GIULIANOVA. Carlo Di Marco, docente universitario ed esponente di prima fila in tema di democrazia partecipativa, prende in esame due luoghi importanti del Lido. Innanzitutto pone sul tavolo della...

GIULIANOVA. Carlo Di Marco, docente universitario ed esponente di prima fila in tema di democrazia partecipativa, prende in esame due luoghi importanti del Lido. Innanzitutto pone sul tavolo della discussione l’area ex Sadam di via Trieste dove, dopo l’approvazione della variante, partiranno importanti opere di riqualificazione urbanistica. Di Marco dice: «Tutto bene nelle intenzioni, ma perché il progetto di variante non è stato portato all’attenzione preordinata e informata dei cittadini come in un Comune dotato di un ordinamento giuridico di partecipazione sarebbe obbligatorio?». Secondo Di Marco non dovrebbe essere necessario evidenziare a chi governa la città che la partecipazione popolare dovrebbe regolare certe scelte di spessore.

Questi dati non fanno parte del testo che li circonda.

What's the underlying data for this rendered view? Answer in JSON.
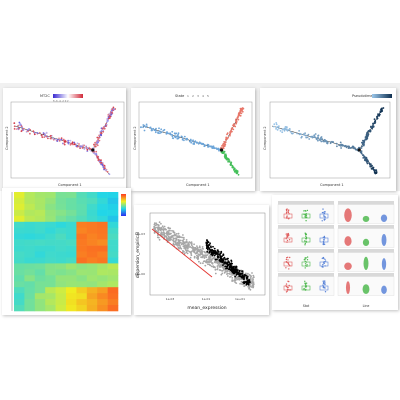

Il docente ricorda al sindaco Costantini che esiste l’obbligo, in presenza di una adeguata raccolta di firme, indire il Forum proposto. E al riguardo Di Marco afferma che una raccolta di firme per il Forum sulla riqualificazione di piazza Dalla Chiesa è rimasta completamente ignorata, disattendendo le norme che regolano la democrazia partecipativa. Per questo il docente si è di recente dimesso da presidente dell’apposita Consulta. (al. al.)